MicroRNA regulatory networks reflective of polyhexamethylene guanidine phosphate-induced fibrosis in A549 human alveolar adenocarcinoma cells.

作者信息

Shin Da Young, Jeong Mi Ho, Bang In Jae, Kim Ha Ryong, Chung Kyu Hyuck

机构信息

School of Pharmacy, Sungkyunkwan University, Suwon, Gyeonggi-do, 16419, Republic of Korea.

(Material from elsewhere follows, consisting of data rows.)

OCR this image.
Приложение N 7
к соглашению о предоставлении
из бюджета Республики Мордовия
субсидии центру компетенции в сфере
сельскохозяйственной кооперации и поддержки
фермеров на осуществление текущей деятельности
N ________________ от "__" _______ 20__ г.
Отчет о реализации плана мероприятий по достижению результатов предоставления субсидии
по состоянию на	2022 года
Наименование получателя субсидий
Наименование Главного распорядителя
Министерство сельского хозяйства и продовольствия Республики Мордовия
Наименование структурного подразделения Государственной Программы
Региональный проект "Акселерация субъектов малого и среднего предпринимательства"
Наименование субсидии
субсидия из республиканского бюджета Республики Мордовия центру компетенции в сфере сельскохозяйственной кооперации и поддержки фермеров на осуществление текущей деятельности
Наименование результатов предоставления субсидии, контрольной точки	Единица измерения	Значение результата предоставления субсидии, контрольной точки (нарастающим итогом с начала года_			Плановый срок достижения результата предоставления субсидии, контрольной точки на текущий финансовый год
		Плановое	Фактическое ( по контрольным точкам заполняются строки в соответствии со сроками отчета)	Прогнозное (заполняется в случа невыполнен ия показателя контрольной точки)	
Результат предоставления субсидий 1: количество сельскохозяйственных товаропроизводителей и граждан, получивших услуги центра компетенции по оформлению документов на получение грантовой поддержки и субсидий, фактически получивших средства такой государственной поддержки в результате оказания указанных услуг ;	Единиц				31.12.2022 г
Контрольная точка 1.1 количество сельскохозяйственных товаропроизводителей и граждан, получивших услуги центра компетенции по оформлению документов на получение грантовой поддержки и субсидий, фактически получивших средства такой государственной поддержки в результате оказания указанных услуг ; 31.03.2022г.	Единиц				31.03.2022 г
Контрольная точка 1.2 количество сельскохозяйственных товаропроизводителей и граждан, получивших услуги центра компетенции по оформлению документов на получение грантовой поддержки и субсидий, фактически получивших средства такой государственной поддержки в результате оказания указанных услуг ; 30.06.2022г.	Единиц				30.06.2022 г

College of Pharmacy, Catholic University of Daegu, Gyeongsan, Gyeongsangbuk-do, 38430, Republic of Korea.

出版信息

Toxicol Lett. 2018 May 1;287:49-58. doi: 10.1016/j.toxlet.2018.01.010. Epub 2018 Jan 12.

Abstract

Polyhexamethylene guanidine phosphate (PHMG-phosphate), an active component of humidifier disinfectant, is suspected to be a major cause of pulmonary fibrosis. Fibrosis, induced by recurrent epithelial damage, is significantly affected by epigenetic regulation, including microRNAs (miRNAs). The aim of this study was to investigate the fibrogenic mechanisms of PHMG-phosphate through the profiling of miRNAs and their target genes. A549 cells were treated with 0.75 μg/mL PHMG-phosphate for 24 and 48 h and miRNA microarray expression analysis was conducted. The putative mRNA targets of the miRNAs were identified and subjected to Gene Ontology analysis. After exposure to PHMG-phosphate for 24 and 48 h, 46 and 33 miRNAs, respectively, showed a significant change in expression over 1.5-fold compared with the control. The integrated analysis of miRNA and mRNA microarray results revealed the putative targets that were prominently enriched were associated with the epithelial-mesenchymal transition (EMT), cell cycle changes, and apoptosis. The dose-dependent induction of EMT by PHMG-phosphate exposure was confirmed by western blot. We identified 13 putative EMT-related targets that may play a role in PHMG-phosphate-induced fibrosis according to the Comparative Toxicogenomic Database. Our findings contribute to the comprehension of the fibrogenic mechanism of PHMG-phosphate and will aid further study on PHMG-phosphate-induced toxicity.

摘要

聚六亚甲基胍磷酸盐(PHMG-磷酸盐)是加湿器消毒剂的一种活性成分,被怀疑是肺纤维化的主要原因。由反复上皮损伤诱导的纤维化受到表观遗传调控的显著影响,包括微小RNA(miRNA)。本研究的目的是通过分析miRNA及其靶基因来探究PHMG-磷酸盐的致纤维化机制。用0.75μg/mL的PHMG-磷酸盐处理A549细胞24小时和48小时,并进行miRNA微阵列表达分析。鉴定出miRNA的假定mRNA靶标并进行基因本体分析。在暴露于PHMG-磷酸盐24小时和48小时后,分别有46个和33个miRNA的表达与对照相比有超过1.5倍的显著变化。miRNA和mRNA微阵列结果的综合分析显示,显著富集的假定靶标与上皮-间质转化(EMT)、细胞周期变化和细胞凋亡有关。通过蛋白质印迹证实了PHMG-磷酸盐暴露对EMT的剂量依赖性诱导。根据比较毒理基因组学数据库,我们鉴定出13个可能在PHMG-磷酸盐诱导的纤维化中起作用的假定EMT相关靶标。我们的研究结果有助于理解PHMG-磷酸盐的致纤维化机制,并将有助于进一步研究PHMG-磷酸盐诱导的毒性。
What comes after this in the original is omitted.